The relationship between the world and its inhabitants—past, present, future, and permanent—is central to the artists work.For instance, De Marias photograph Untitled: Man by the Sea, 2012, which shows a man surrounded by salt crystals, seems to capture the moment when all of nature comes together as one and disappears as one. Yet another picture, Untitled: The Darkroom, 2014, portrays a white cloud hovering over a rock in salt, itself a moment of intense significance. The dark in the photograph, the part of the image that seems to be absent, reveals a region that is always already there, even in a photograph. The salt is a metaphor for the end of the world, the place where the stars—already luminous and giving off a faint, impressionable light—are seen in a birth photograph. Untitled: The Earthly Ocean, 2012, with its image of a great circle of salt, seems to focus on the silence of a sphere or a disc, a void that seems like a lost city.
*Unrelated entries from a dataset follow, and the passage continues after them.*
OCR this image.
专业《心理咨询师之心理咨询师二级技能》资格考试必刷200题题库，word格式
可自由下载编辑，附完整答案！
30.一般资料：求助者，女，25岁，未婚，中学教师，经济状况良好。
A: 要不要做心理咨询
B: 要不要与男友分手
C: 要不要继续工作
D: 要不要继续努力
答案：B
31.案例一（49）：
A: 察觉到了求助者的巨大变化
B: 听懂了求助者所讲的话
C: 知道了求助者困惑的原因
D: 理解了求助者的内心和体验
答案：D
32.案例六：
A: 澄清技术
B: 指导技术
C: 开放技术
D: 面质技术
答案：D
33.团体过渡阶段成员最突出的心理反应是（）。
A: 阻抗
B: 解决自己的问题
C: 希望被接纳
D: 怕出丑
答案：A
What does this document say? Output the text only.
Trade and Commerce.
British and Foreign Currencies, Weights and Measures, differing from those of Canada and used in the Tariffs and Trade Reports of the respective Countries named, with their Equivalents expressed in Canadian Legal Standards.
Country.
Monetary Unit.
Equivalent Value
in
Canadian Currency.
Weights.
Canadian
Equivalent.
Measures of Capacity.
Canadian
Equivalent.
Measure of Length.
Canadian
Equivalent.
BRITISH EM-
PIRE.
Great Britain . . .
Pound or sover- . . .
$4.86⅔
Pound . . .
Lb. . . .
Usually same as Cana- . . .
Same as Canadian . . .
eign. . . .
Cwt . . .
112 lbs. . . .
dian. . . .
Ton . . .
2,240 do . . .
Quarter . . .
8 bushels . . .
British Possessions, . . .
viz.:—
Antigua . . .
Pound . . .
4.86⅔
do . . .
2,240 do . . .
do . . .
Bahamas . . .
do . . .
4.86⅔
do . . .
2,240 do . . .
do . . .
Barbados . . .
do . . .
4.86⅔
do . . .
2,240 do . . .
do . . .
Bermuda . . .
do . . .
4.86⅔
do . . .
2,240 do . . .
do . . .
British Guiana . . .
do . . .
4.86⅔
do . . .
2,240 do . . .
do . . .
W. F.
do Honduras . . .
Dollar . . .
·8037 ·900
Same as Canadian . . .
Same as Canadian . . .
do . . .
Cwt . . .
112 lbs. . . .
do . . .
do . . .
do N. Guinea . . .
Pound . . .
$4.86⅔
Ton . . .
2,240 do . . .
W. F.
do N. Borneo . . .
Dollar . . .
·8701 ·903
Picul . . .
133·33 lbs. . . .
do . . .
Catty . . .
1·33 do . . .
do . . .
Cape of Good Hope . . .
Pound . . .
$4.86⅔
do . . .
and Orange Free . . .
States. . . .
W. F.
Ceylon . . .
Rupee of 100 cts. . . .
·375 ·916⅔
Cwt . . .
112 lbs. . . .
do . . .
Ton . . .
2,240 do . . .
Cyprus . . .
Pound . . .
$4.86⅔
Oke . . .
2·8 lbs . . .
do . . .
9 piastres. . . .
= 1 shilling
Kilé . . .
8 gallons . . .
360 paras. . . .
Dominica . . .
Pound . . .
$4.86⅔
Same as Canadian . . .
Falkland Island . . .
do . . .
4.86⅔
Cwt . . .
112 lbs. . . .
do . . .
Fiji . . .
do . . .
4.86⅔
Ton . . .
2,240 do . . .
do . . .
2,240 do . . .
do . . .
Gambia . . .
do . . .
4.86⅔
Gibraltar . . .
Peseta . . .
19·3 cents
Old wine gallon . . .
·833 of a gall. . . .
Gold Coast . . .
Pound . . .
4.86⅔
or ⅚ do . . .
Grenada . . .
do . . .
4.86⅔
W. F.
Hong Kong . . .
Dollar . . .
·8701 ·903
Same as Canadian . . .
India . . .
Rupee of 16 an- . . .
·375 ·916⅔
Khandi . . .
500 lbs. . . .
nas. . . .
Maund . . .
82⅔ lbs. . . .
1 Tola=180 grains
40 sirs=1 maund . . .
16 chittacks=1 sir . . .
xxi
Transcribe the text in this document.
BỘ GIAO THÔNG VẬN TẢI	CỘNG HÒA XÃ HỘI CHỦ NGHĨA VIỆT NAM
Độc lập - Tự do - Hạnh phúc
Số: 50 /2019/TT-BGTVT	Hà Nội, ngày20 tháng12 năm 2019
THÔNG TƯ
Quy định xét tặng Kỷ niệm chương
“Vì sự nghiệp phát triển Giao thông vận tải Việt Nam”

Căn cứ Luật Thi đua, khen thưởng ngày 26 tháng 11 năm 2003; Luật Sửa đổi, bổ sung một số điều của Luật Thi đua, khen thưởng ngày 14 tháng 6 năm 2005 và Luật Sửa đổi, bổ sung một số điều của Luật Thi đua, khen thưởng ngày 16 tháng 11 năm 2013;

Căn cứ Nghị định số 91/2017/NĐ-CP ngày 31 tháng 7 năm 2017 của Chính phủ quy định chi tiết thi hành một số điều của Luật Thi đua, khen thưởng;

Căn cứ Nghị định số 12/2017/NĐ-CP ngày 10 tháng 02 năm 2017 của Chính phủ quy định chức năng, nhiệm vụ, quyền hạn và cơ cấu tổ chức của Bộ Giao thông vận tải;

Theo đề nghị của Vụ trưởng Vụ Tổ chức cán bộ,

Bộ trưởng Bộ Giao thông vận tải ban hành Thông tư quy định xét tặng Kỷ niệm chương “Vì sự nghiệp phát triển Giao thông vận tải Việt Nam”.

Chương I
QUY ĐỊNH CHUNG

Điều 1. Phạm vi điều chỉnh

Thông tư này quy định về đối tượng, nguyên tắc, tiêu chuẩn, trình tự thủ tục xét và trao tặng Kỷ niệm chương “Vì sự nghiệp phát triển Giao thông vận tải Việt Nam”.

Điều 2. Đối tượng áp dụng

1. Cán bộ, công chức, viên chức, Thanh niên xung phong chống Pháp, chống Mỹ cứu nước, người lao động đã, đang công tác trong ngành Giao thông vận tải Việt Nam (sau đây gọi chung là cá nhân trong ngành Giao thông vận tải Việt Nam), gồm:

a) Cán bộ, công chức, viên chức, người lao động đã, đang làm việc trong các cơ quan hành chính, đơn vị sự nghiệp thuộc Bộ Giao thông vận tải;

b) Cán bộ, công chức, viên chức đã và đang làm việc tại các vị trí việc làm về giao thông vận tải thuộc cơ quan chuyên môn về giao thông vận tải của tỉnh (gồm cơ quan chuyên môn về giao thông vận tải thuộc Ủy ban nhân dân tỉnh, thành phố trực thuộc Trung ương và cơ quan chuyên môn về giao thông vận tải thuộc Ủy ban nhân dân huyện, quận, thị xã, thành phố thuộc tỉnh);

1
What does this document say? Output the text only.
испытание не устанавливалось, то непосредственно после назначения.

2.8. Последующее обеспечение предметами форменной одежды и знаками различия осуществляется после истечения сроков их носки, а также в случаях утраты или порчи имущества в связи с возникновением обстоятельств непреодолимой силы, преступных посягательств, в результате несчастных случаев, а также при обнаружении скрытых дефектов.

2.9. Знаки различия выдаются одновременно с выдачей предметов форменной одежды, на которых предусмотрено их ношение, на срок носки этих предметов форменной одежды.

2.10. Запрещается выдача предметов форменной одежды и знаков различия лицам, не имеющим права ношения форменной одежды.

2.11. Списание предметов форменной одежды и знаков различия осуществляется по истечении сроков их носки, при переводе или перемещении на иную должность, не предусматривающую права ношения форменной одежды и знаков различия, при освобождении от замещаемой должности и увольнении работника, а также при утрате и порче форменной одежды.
In this contrast, a 2015 image of salt becomes a sign of eternal growth and is highly seductive.In the video Untitled: Future of a Centaur, 2014, the sound of music over a video that appears to be a documentary of an ancient tribe that speaks no English but whose name means infinite, is audible. It is also an allegory of what is to come. We see a horse and a man, but we dont know what to expect. With this uncanny invention, the film also pulls off an unexpected balance between the mundane and the fantastic. While the painting is by nature all too real, the artifice that abets it brings it to a higher plane of reality.